Vicious Crop Circles

"Seventeen years and $10 billion after the U.S. government launched the counternarcotics and security package known as Plan Colombia, America's closest drug-war ally is covered with more than 460,000 acres of coca. Colombian farmers have never grown so much, not even when Pablo Escobar ruled the drug trade." From WaPo: A side effect of peace in Colombia? A cocaine boom in the US. (Ever get the feeling the war on drugs isn't going all that well?)

6

Macro Soft

"Think of DAS as similar to a comprehensive camera system in Vegas casinos, with park managers replacing pit bosses on the hunt for cheats and camo-sporting rangers in place of the security guards that flank blackjack tables. Except in this case, when alerts strike, managers aren't preventing the hemorrhage of a couple hundred thousand dollars; they're dispatching help to save one of 352,271 estimated remaining elephants, or one of 30,000 surviving rhinoceroses." From Bloomberg: Paul Allen's High-Tech Quest to Save the World's Most Endangered Animals.

7

Haze Valley

"After downing a dangerous amount of alcohol and suffering severe internal injuries during a fraternity hazing, a 19-year-old college sophomore died. Not long ago, the story might have ended there, except for some hand-wringing and litigation." The NYT on a Penn State hazing death, and how prosecutors are taking a much tougher stance in such cases.

8

Pep Sally

Slate does a pretty good job of summing up how Dems felt about Sally Yates's testimony: On Monday, Sally Yates walked out of an Aaron Sorkin script and into liberals' hearts. Here are a few outtakes that got people (and presidents) talking (and tweeting). In some ways, the most amazing aspect of the testimony was how many people seemed to be watching it, live, on a weekday. C-Span has become appointment television.
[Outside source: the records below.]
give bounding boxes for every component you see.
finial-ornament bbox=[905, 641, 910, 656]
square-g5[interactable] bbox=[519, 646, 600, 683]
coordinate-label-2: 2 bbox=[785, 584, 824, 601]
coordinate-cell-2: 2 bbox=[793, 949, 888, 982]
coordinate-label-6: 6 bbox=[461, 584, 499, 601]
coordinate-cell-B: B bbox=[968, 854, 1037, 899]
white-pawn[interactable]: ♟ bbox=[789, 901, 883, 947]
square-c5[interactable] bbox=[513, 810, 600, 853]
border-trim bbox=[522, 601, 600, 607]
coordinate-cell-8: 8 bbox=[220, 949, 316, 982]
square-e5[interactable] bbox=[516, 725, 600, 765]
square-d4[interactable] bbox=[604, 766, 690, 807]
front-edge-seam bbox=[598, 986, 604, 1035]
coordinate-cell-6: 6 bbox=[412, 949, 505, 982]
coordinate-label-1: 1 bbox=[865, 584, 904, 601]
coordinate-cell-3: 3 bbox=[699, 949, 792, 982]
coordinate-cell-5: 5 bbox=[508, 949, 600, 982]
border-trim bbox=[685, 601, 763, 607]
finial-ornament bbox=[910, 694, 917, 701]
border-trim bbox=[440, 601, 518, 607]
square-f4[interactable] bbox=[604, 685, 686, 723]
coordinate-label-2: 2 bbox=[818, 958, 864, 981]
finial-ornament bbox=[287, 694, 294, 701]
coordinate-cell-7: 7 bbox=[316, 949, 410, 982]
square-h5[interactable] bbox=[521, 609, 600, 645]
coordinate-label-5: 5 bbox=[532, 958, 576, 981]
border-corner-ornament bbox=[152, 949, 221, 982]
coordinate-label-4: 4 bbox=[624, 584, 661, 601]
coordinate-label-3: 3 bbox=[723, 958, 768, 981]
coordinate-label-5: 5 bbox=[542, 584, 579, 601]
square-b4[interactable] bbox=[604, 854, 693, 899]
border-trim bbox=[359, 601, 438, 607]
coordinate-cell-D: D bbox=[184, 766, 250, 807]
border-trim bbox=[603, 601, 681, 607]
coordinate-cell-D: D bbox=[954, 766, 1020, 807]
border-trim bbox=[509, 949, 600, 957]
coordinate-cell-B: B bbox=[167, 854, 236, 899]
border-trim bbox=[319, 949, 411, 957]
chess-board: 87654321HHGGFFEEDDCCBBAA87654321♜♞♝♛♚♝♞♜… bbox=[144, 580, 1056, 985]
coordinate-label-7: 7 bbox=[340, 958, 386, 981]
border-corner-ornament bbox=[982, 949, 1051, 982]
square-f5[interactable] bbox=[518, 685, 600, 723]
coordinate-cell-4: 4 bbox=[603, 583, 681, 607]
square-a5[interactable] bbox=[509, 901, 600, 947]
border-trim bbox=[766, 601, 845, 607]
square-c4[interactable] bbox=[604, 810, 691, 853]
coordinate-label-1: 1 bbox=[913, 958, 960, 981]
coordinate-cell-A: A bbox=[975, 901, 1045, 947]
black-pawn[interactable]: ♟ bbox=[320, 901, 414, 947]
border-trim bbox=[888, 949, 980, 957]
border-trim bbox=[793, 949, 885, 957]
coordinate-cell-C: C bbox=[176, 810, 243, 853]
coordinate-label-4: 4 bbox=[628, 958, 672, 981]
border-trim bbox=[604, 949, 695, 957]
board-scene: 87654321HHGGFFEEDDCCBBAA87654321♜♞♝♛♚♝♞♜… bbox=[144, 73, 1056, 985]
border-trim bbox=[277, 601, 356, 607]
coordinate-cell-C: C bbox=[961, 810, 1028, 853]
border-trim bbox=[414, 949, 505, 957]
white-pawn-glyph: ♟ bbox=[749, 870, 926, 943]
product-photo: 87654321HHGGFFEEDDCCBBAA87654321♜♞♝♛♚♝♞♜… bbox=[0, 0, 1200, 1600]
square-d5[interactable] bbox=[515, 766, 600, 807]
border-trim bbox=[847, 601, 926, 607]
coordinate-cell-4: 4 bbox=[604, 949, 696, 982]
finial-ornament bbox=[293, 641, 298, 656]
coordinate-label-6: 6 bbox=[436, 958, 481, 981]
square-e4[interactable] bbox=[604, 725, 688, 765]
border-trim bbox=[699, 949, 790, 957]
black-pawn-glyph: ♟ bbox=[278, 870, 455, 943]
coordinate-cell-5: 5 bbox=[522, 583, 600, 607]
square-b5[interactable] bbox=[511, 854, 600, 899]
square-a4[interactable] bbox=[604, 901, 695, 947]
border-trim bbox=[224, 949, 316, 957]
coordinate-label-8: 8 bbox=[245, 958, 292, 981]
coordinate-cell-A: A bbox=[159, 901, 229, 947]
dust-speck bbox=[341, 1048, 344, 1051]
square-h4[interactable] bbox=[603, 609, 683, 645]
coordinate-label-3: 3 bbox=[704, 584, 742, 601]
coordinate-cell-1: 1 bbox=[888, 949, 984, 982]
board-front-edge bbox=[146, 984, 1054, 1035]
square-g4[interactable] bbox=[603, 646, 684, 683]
+ Sean Spicer argued that the White House was slow to react to Yates' warnings on Mike Flynn because she was "appointed by the Obama administration and a strong supporter of [Hillary] Clinton ... [and was] widely rumored to play a large role in the Justice Department if Hillary Clinton had won."

9

There Will Be a Biz

"After receiving the assignment from his eighth grade science teacher, Mrs. Omland, Manuell started tinkering. Using materials he had at home -- including old battery-operated toy bugs and the batteries from his hearing aid -- he discovered a way to extend the lifespan of zinc hearing aid batteries by 85 percent." Mental Floss on 7 Discoveries That Started as School Assignments. (For their classmates's sake, let's hope grading wasn't on a curve.)

10

Bottom of the News

"As she stood in front of the lights and the camera, a live video selfie projected onto the screen. The video was being fed into a real-time facial recognition software that transformed any unsmiling faces into yellow orbs with two black zeros for eyes and a neutral, flat-line mouth. Anyone wearing a grin or a not-so-happy grimace was instantly transformed into a big green smiley face." Outside's Peter Andrey Smith reports on his weekend at a conference for the super-happy. "Americans spend $11 billion a year in pursuit of the blissful happy-ever-after." (You know what would make them really happy? Saving $11 billion...)

+ Q-Tip related injuries send about 12,500 kids to the emergency room each year. (Further proof, they never listen...)

+ A tweet about chicken nuggets has broken the all-time retweet record.